昨日今日と風邪気味で喉が痛く、風邪薬を飲んで寝込んでいた。
だが、風邪を引いていてもジリオンは欠かさず観賞する。だって公開期間が8日までだし。
早く全部見なければ……。

夜になって具合もよくなったので、晩飯を食ってから正月で帰ってきていた弟を常盤台まで車で送って行った。
弟を常盤台の駅で降ろす。
せっかくここまで出てきたので近くに住んでいるオオツカ師に連絡。さっさと会社が終わって家にいるということだったので二人で連れ立ってドライブに出かけたのだった。

首都高を一周まわり、帰ってきて午後11時過ぎ。
オオツカ師がなんとなく運転したいというので彼の運転で和光周辺をうろうろドライブ。
俺は年末の部屋の整理で出てきた高校時代に買った坂本真綾のCDをなんとなく流す。

つーかマーヤたん声カワエエわぁ~。

などと高校時代を思い出しながら助手席でニタニタと過ごす。う~ん、懐かしい。
うむ、師にはあきれられるかと思いきや。

「いや、この子の声カワエエわぁ~

と、師もわかってくれたようだった。
とゆーわけで夜中の和光周辺を男二人で少女趣味な音楽に脳を侵されながらミッドナイトドライブ。
で、マーヤタンの声にいい塩梅にやられ始めたころオオツカ師が

「つーか一度女子中学生になってみたくね?」

とのお言葉。
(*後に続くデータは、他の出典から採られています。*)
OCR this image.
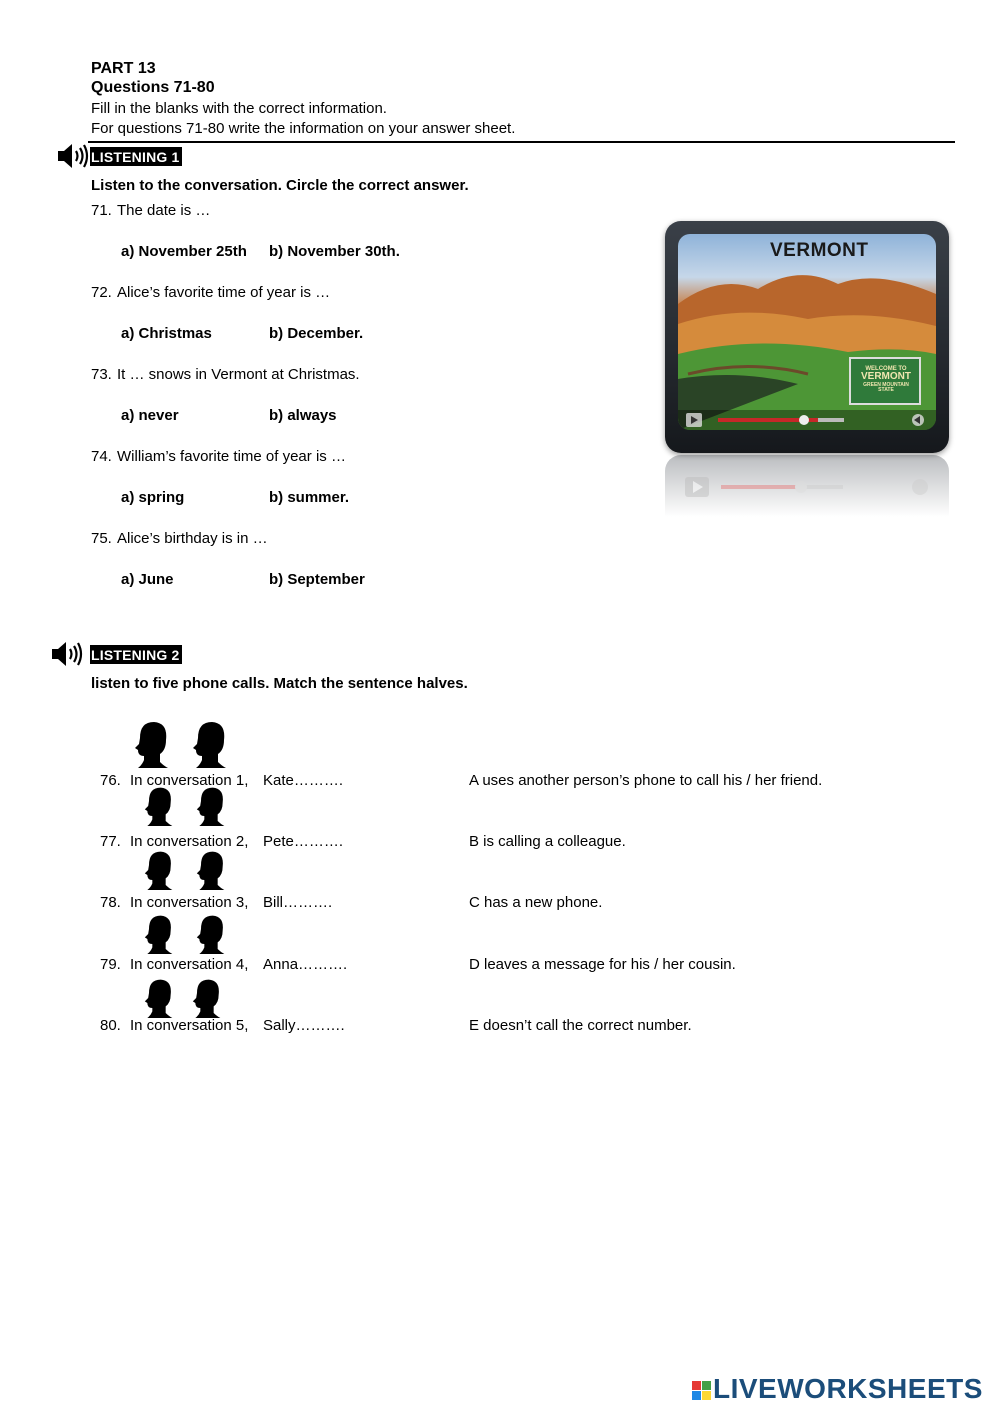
PART 13
Questions 71-80
Fill in the blanks with the correct information.
For questions 71-80 write the information on your answer sheet.
LISTENING 1
Listen to the conversation. Circle the correct answer.
71. The date is …
a) November 25th b) November 30th.
72. Alice’s favorite time of year is …
a) Christmas	b) December.
73. It … snows in Vermont at Christmas.
a) never	b) always
74. William’s favorite time of year is …
a) spring	b) summer.
75. Alice’s birthday is in …
a) June	b) September
VERMONT
WELCOME TO
VERMONT
GREEN MOUNTAIN STATE
LISTENING 2
listen to five phone calls. Match the sentence halves.
76. In conversation 1, Kate……….	A uses another person’s phone to call his / her friend.
77. In conversation 2, Pete……….	B is calling a colleague.
78. In conversation 3, Bill……….	C has a new phone.
79. In conversation 4, Anna……….	D leaves a message for his / her cousin.
80. In conversation 5, Sally……….	E doesn’t call the correct number.
LIVEWORKSHEETS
その瞬間、俺は神の声を聞いたと思った。
いや、以前から漠然と感じていた欲望を師が今、言葉として目の前に提示してくれたのだ。

うお~! 女子中学生! なりたいなりたい!!
少女漫画みたいな女子中学生になりた~い!
「チコクチコク!」 とか言いながらパン咥えて登校して~!
部活とかして~! しかも学級委員とかやりて~!
学級会でふざけてる男子に
「もう、もっとまじめに考えてよ!!」
とか注意して~!!
友達の女の子と勉強会して~!!

と、ありとあらゆる妄想がまるで三原山の大噴火の如く溢れ出し、二人して猛烈に興奮してしまったのだった。
30前にした男二人、深夜0時も回り、一通り、そんな妄想で盛り上がる。

いや、素晴らしい夜だった!

途中で人一人はねても気づかないであろう猛烈な盛り上がりであった。もしほんとにはねてたら警察にどう言い訳するんだろうか……。

「あの、女子中学生が………いえ、脇見運転です

と警察に弁明する30前の男二人が目蓋の奥に浮かんだのだった……。